15. A method of detecting an analyte from a change in the diffraction pattern of blood cells in relation to the presence of analyte, said method comprising: combining in an assay medium sample, blood cells and a specific binding pair member, capable of cross-linking said blood cells in proportion to the amount of analyte present in said sample, in the presence of a solid transparent surface; incubating for sufficient time for binding of analyte, blood cells and said specific binding pair member to their complementary specific binding pair members, wherein a random coplanar distribution of diffraction particles occurs, wherein said diffraction particles are either the original erythrocyte particles or linked blood cells; irradiating at least a portion of said random coplanar distribution of blood cells with light of wave length not greater than the size of said linked blood cells and capable of passing through said transparent surface resulting in a diffraction pattern, wherein the difference in said diffraction pattern with a diffraction pattern obtained with a known amount of analyte is related to the presence of analyte.

16. A kit for use in a method according to Claim 1 , said kit comprising: particles comprising first specific binding pair members ("sbpm") on the surface of said particles; cross-linking agent having second sbpm complementary to said first sbpm; a solid support transparent to light of a wavelength not greater than the size of particles cross-linked by said cross-linking agent.

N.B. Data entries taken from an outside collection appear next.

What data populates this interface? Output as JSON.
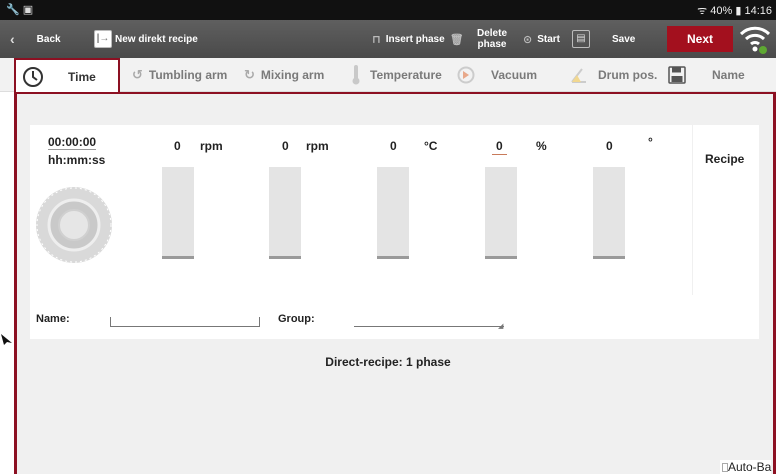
{
  "status_bar": {
    "left_icons": "🔧 ▣",
    "battery": "40%",
    "time": "14:16"
  },
  "toolbar": {
    "back_label": "Back",
    "title": "New direkt recipe",
    "insert_phase_label": "Insert phase",
    "delete_phase_label_1": "Delete",
    "delete_phase_label_2": "phase",
    "start_label": "Start",
    "save_label": "Save",
    "next_label": "Next"
  },
  "tabs": {
    "time": "Time",
    "tumbling_arm": "Tumbling arm",
    "mixing_arm": "Mixing arm",
    "temperature": "Temperature",
    "vacuum": "Vacuum",
    "drum_pos": "Drum pos.",
    "name": "Name"
  },
  "gauges": {
    "time_value": "00:00:00",
    "time_format": "hh:mm:ss",
    "tumbling": {
      "value": "0",
      "unit": "rpm"
    },
    "mixing": {
      "value": "0",
      "unit": "rpm"
    },
    "temperature": {
      "value": "0",
      "unit": "°C"
    },
    "vacuum": {
      "value": "0",
      "unit": "%"
    },
    "drum": {
      "value": "0",
      "unit": "°"
    }
  },
  "recipe_label": "Recipe",
  "form": {
    "name_label": "Name:",
    "group_label": "Group:",
    "name_value": "",
    "group_value": ""
  },
  "phase_info": "Direct-recipe: 1 phase",
  "auto_bar_label": "Auto-Ba",
  "colors": {
    "accent": "#8c1022",
    "toolbar": "#555555",
    "next": "#a3101e"
  }
}
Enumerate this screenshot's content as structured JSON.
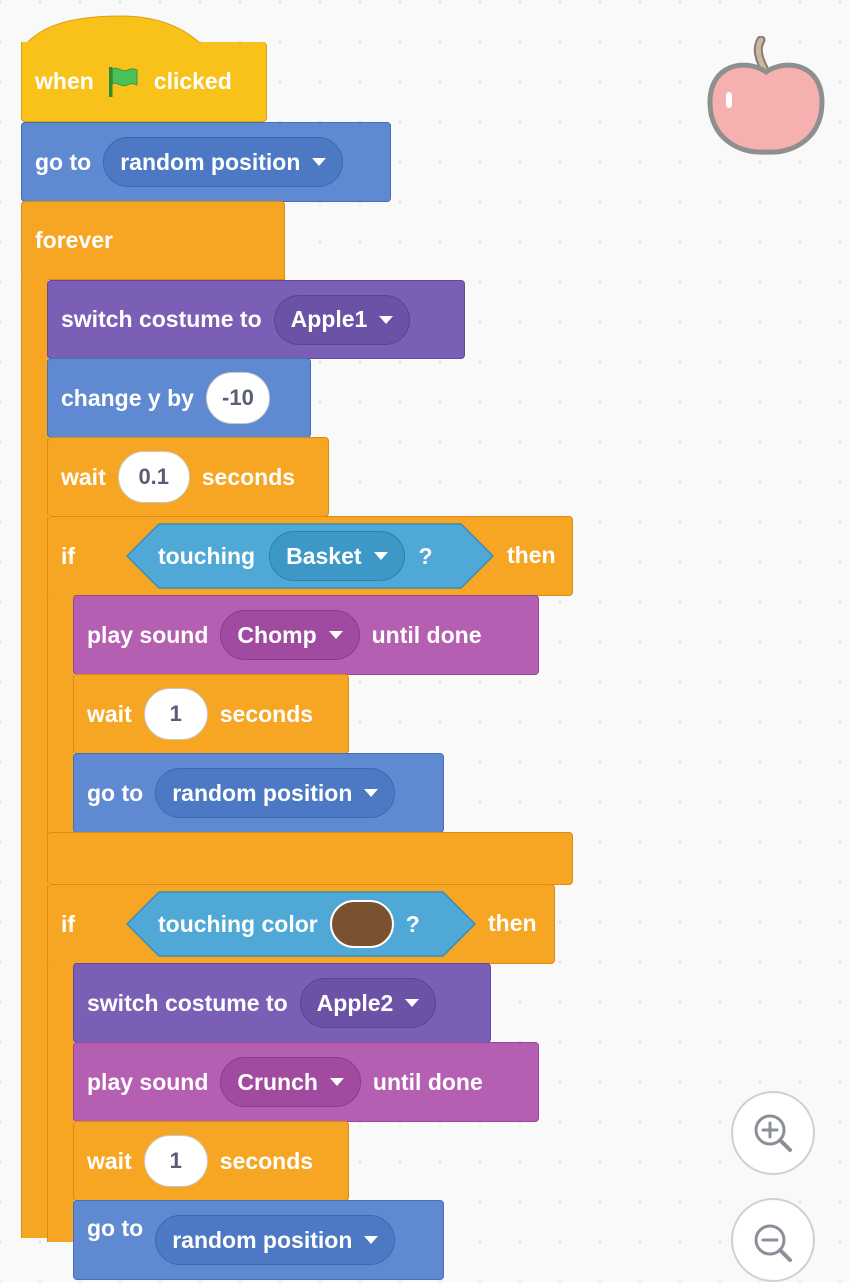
{
  "script": {
    "hat": {
      "before": "when",
      "flag_icon": "green-flag-icon",
      "after": "clicked"
    },
    "goto1": {
      "label": "go to",
      "dropdown": "random position"
    },
    "forever": {
      "label": "forever"
    },
    "costume1": {
      "label": "switch costume to",
      "dropdown": "Apple1"
    },
    "changey": {
      "label": "change y by",
      "value": "-10"
    },
    "wait1": {
      "before": "wait",
      "value": "0.1",
      "after": "seconds"
    },
    "if1": {
      "label": "if",
      "then": "then",
      "condition": {
        "label": "touching",
        "dropdown": "Basket",
        "suffix": "?"
      }
    },
    "sound1": {
      "before": "play sound",
      "dropdown": "Chomp",
      "after": "until done"
    },
    "wait2": {
      "before": "wait",
      "value": "1",
      "after": "seconds"
    },
    "goto2": {
      "label": "go to",
      "dropdown": "random position"
    },
    "if2": {
      "label": "if",
      "then": "then",
      "condition": {
        "label": "touching color",
        "swatch_color": "#7a5230",
        "suffix": "?"
      }
    },
    "costume2": {
      "label": "switch costume to",
      "dropdown": "Apple2"
    },
    "sound2": {
      "before": "play sound",
      "dropdown": "Crunch",
      "after": "until done"
    },
    "wait3": {
      "before": "wait",
      "value": "1",
      "after": "seconds"
    },
    "goto3": {
      "label": "go to",
      "dropdown": "random position"
    }
  },
  "sprite": {
    "icon": "apple-sprite-icon"
  },
  "controls": {
    "zoom_in_icon": "zoom-in-icon",
    "zoom_out_icon": "zoom-out-icon"
  },
  "colors": {
    "events": "#f9c21a",
    "motion": "#5f8ad1",
    "looks": "#7b5fb6",
    "sound": "#b45fb2",
    "control": "#f6a623",
    "sensing": "#4fa8d6"
  }
}
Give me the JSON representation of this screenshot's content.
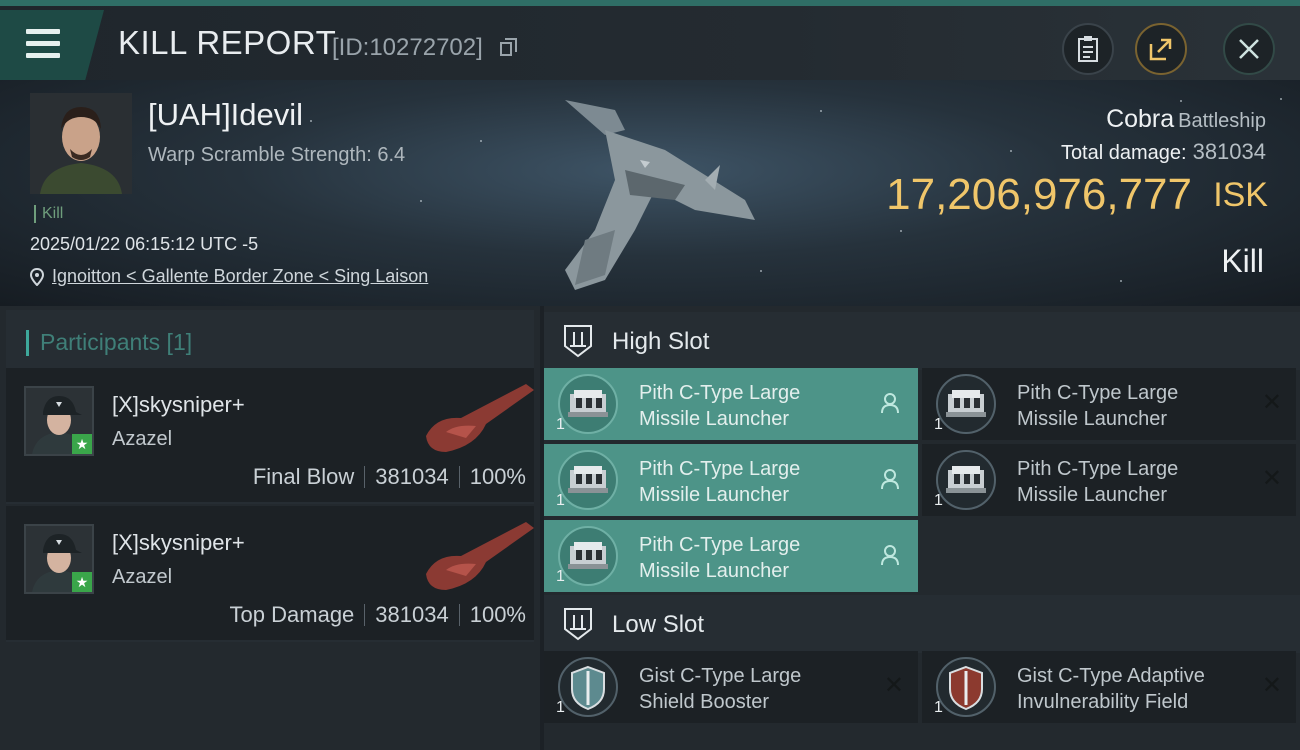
{
  "header": {
    "title": "KILL REPORT",
    "report_id": "[ID:10272702]"
  },
  "victim": {
    "name": "[UAH]Idevil",
    "warp_scramble": "Warp Scramble Strength: 6.4",
    "kill_tag": "Kill",
    "datetime": "2025/01/22 06:15:12 UTC -5",
    "location": "Ignoitton < Gallente Border Zone < Sing Laison",
    "ship_name": "Cobra",
    "ship_class": "Battleship",
    "total_damage_label": "Total damage:",
    "total_damage_value": "381034",
    "isk_value": "17,206,976,777",
    "isk_unit": "ISK",
    "result": "Kill"
  },
  "participants": {
    "title": "Participants [1]",
    "rows": [
      {
        "name": "[X]skysniper+",
        "ship": "Azazel",
        "role": "Final Blow",
        "damage": "381034",
        "percent": "100%"
      },
      {
        "name": "[X]skysniper+",
        "ship": "Azazel",
        "role": "Top Damage",
        "damage": "381034",
        "percent": "100%"
      }
    ]
  },
  "slots": {
    "high": {
      "title": "High Slot",
      "modules": [
        {
          "qty": "1",
          "name": "Pith C-Type Large Missile Launcher",
          "fitted": true
        },
        {
          "qty": "1",
          "name": "Pith C-Type Large Missile Launcher",
          "fitted": false
        },
        {
          "qty": "1",
          "name": "Pith C-Type Large Missile Launcher",
          "fitted": true
        },
        {
          "qty": "1",
          "name": "Pith C-Type Large Missile Launcher",
          "fitted": false
        },
        {
          "qty": "1",
          "name": "Pith C-Type Large Missile Launcher",
          "fitted": true
        }
      ]
    },
    "low": {
      "title": "Low Slot",
      "modules": [
        {
          "qty": "1",
          "name": "Gist C-Type Large Shield Booster",
          "fitted": false
        },
        {
          "qty": "1",
          "name": "Gist C-Type Adaptive Invulnerability Field",
          "fitted": false
        }
      ]
    }
  },
  "colors": {
    "accent": "#3ea89b",
    "fitted_module": "#4d9488",
    "isk": "#f0c66a"
  },
  "icons": [
    "menu-icon",
    "copy-icon",
    "clipboard-icon",
    "share-icon",
    "close-icon",
    "location-pin-icon",
    "slot-icon",
    "pilot-icon",
    "destroyed-x-icon",
    "star-icon"
  ]
}
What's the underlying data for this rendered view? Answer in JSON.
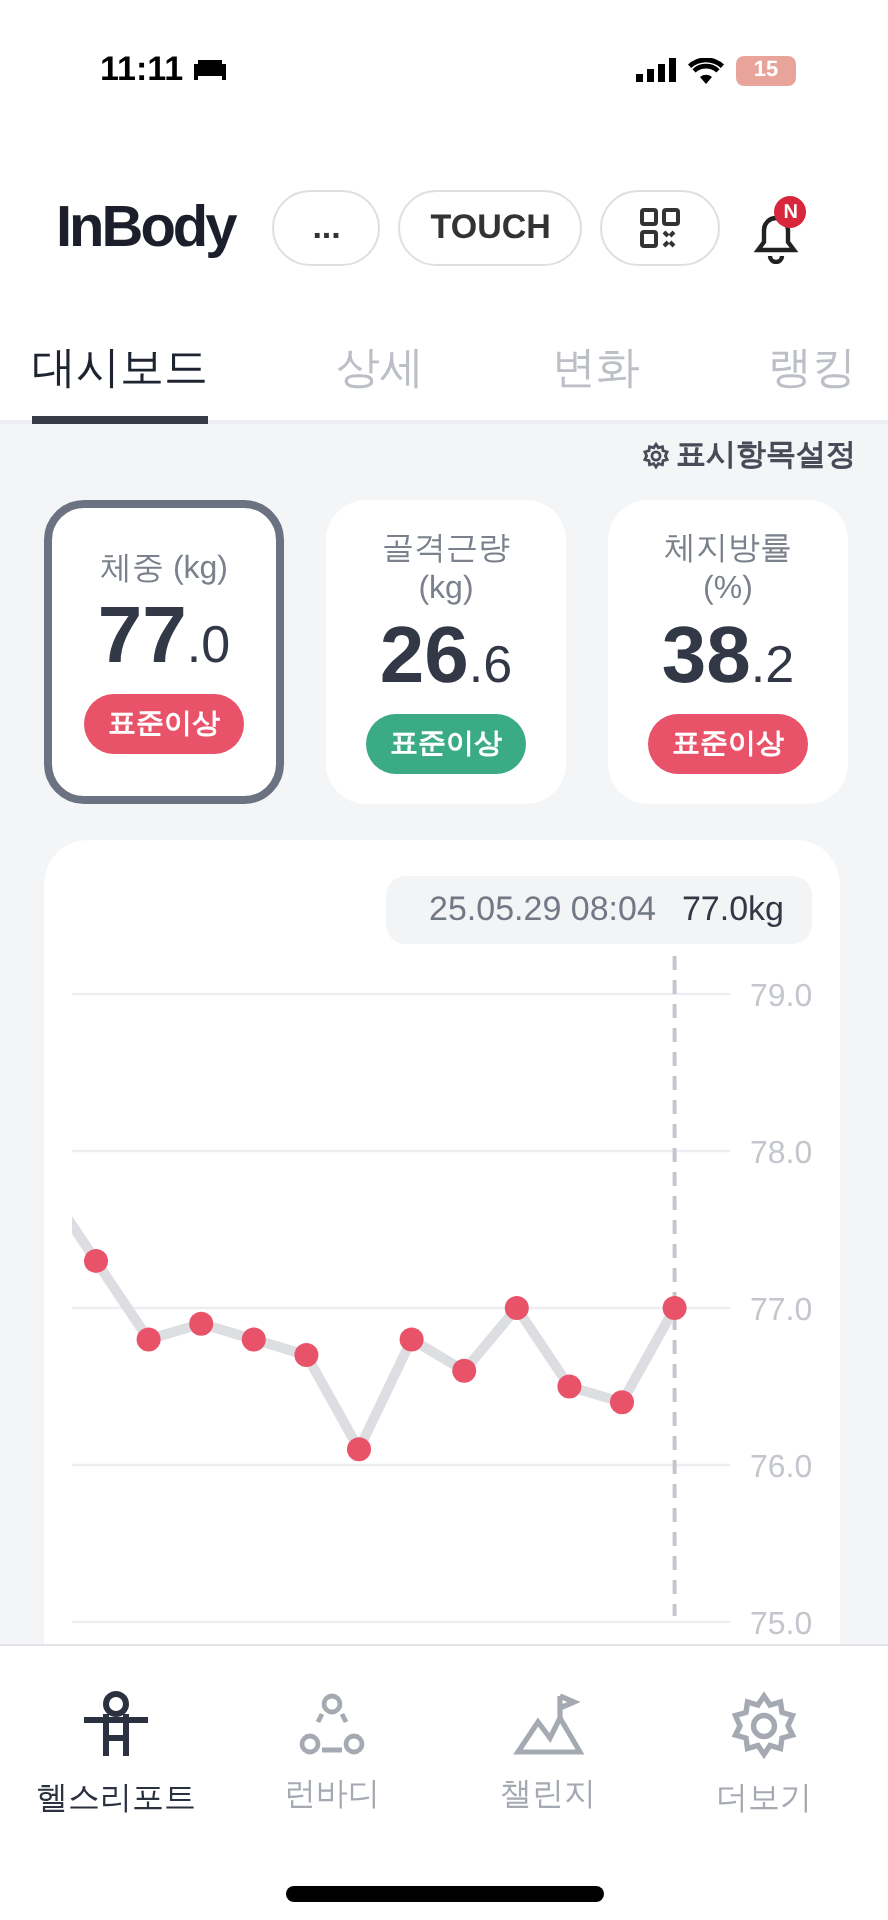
{
  "status_bar": {
    "time": "11:11",
    "battery": "15"
  },
  "header": {
    "logo": "InBody",
    "buttons": [
      "...",
      "TOUCH"
    ],
    "notification_badge": "N"
  },
  "tabs": [
    {
      "label": "대시보드",
      "selected": true
    },
    {
      "label": "상세",
      "selected": false
    },
    {
      "label": "변화",
      "selected": false
    },
    {
      "label": "랭킹",
      "selected": false
    }
  ],
  "settings_link": "표시항목설정",
  "metrics": [
    {
      "label": "체중 (kg)",
      "whole": "77",
      "decimal": ".0",
      "status": "표준이상",
      "color": "#e8536a",
      "selected": true
    },
    {
      "label": "골격근량\n(kg)",
      "whole": "26",
      "decimal": ".6",
      "status": "표준이상",
      "color": "#3bab86",
      "selected": false
    },
    {
      "label": "체지방률\n(%)",
      "whole": "38",
      "decimal": ".2",
      "status": "표준이상",
      "color": "#e8536a",
      "selected": false
    }
  ],
  "chart": {
    "tooltip_date": "25.05.29 08:04",
    "tooltip_value": "77.0kg",
    "chart_data": {
      "type": "line",
      "grid": true,
      "ylim": [
        75,
        79
      ],
      "yticks": [
        {
          "value": 79,
          "label": "79.0"
        },
        {
          "value": 78,
          "label": "78.0"
        },
        {
          "value": 77,
          "label": "77.0"
        },
        {
          "value": 76,
          "label": "76.0"
        },
        {
          "value": 75,
          "label": "75.0"
        }
      ],
      "series": [
        {
          "color": "#e8536a",
          "marker": true,
          "values": [
            77.3,
            76.8,
            76.9,
            76.8,
            76.7,
            76.1,
            76.8,
            76.6,
            77.0,
            76.5,
            76.4,
            77.0
          ]
        }
      ]
    }
  },
  "bottom_nav": [
    {
      "label": "헬스리포트",
      "selected": true
    },
    {
      "label": "런바디",
      "selected": false
    },
    {
      "label": "챌린지",
      "selected": false
    },
    {
      "label": "더보기",
      "selected": false
    }
  ]
}
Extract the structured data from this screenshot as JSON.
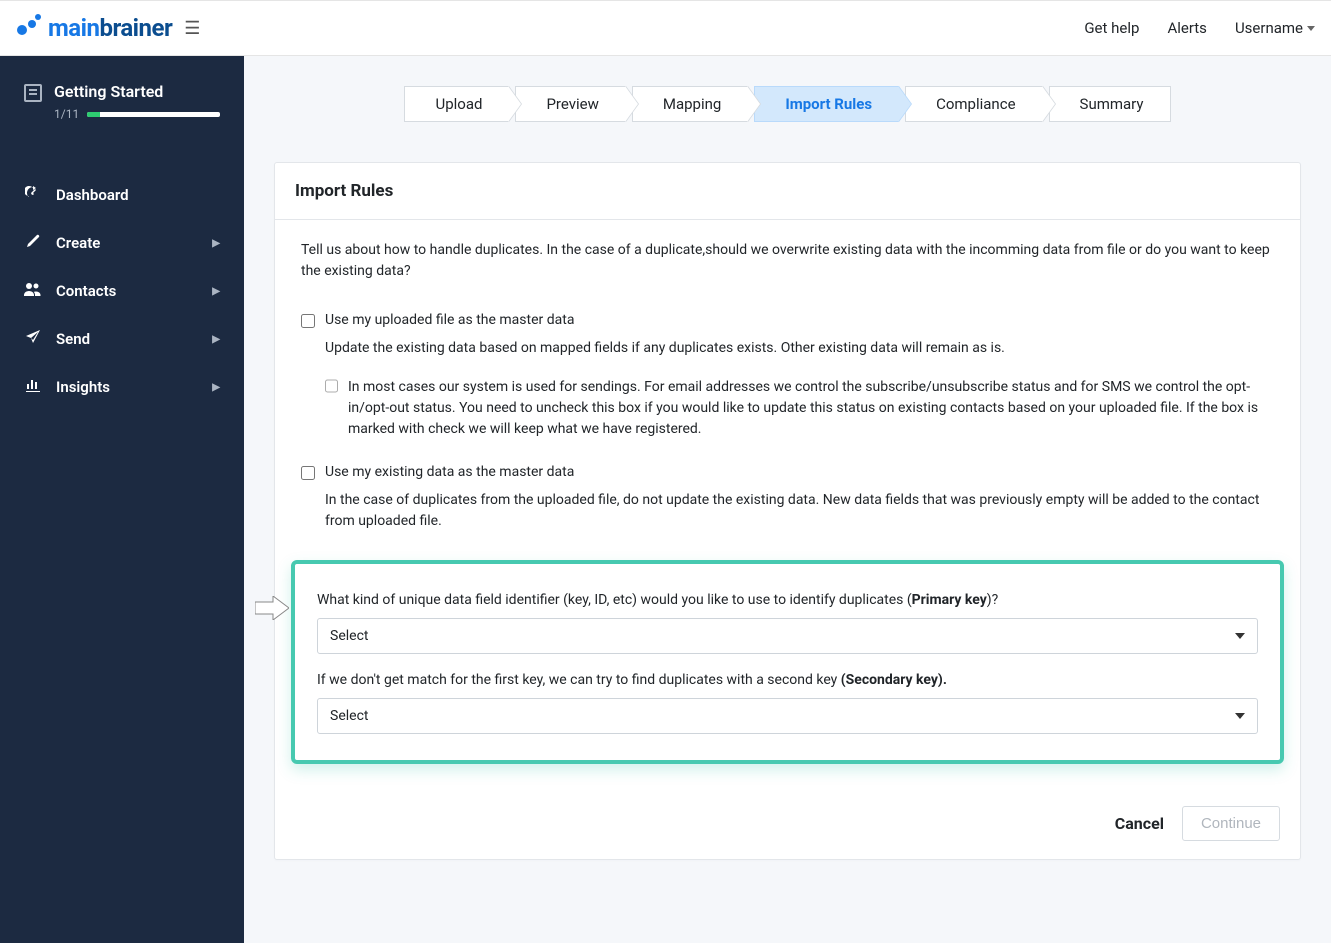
{
  "brand": {
    "main": "main",
    "sub": "brainer"
  },
  "topnav": {
    "help": "Get help",
    "alerts": "Alerts",
    "username": "Username"
  },
  "sidebar": {
    "getting_started": {
      "title": "Getting Started",
      "count": "1/11"
    },
    "items": [
      {
        "label": "Dashboard",
        "has_children": false
      },
      {
        "label": "Create",
        "has_children": true
      },
      {
        "label": "Contacts",
        "has_children": true
      },
      {
        "label": "Send",
        "has_children": true
      },
      {
        "label": "Insights",
        "has_children": true
      }
    ]
  },
  "steps": [
    {
      "label": "Upload",
      "active": false
    },
    {
      "label": "Preview",
      "active": false
    },
    {
      "label": "Mapping",
      "active": false
    },
    {
      "label": "Import Rules",
      "active": true
    },
    {
      "label": "Compliance",
      "active": false
    },
    {
      "label": "Summary",
      "active": false
    }
  ],
  "card": {
    "title": "Import Rules",
    "intro": "Tell us about how to handle duplicates. In the case of a duplicate,should we overwrite existing data with the incomming data from file or do you want to keep the existing data?",
    "opt1_label": "Use my uploaded file as the master data",
    "opt1_desc": "Update the existing data based on mapped fields if any duplicates exists. Other existing data will remain as is.",
    "opt1_sub": "In most cases our system is used for sendings. For email addresses we control the subscribe/unsubscribe status and for SMS we control the opt-in/opt-out status. You need to uncheck this box if you would like to update this status on existing contacts based on your uploaded file. If the box is marked with check we will keep what we have registered.",
    "opt2_label": "Use my existing data as the master data",
    "opt2_desc": "In the case of duplicates from the uploaded file, do not update the existing data. New data fields that was previously empty will be added to the contact from uploaded file.",
    "q1_pre": "What kind of unique data field identifier (key, ID, etc) would you like to use to identify duplicates (",
    "q1_bold": "Primary key",
    "q1_post": ")?",
    "q2_pre": "If we don't get match for the first key, we can try to find duplicates with a second key ",
    "q2_bold": "(Secondary key).",
    "select_placeholder": "Select",
    "cancel": "Cancel",
    "continue": "Continue"
  }
}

17. An instrument for detecting the presence of an analyte by means of diffraction patterns of particles, said device comprising: a solid surface being transparent to a wavelength range of interest; a coherent light source for irradiating said surface; a diode array detector for detecting light passing through said support from said coherent light source as a diffraction pattern; a digitizer for digitizing the signals from said diode array detector defining said diffraction pattern; and a microprocessor for analyzing the position and intensity of said digitized signals defining diffraction pattern.

18. A device for use in analyte detection by diffraction of light, said device comprising: at least one assay well which is hydrophilic for accepting sample with said analyte, particles with the proviso that when the analyte is other than a particle, and cross-linking agents, said assay wells comprising a transparent surface to a wavelength of interest of coherent light; a means for addition of sample, particles and cross-linking agents to said assay wells; and a means to form a random coplanar distribution of diffraction particles, wherein said diffraction particles are either the original particles or linked particles, whereby irradiation of said diffraction particles in said device results in diffracted light, and the amplitude and spacing of said diffracted light relates to the presence of said analyte in said sample.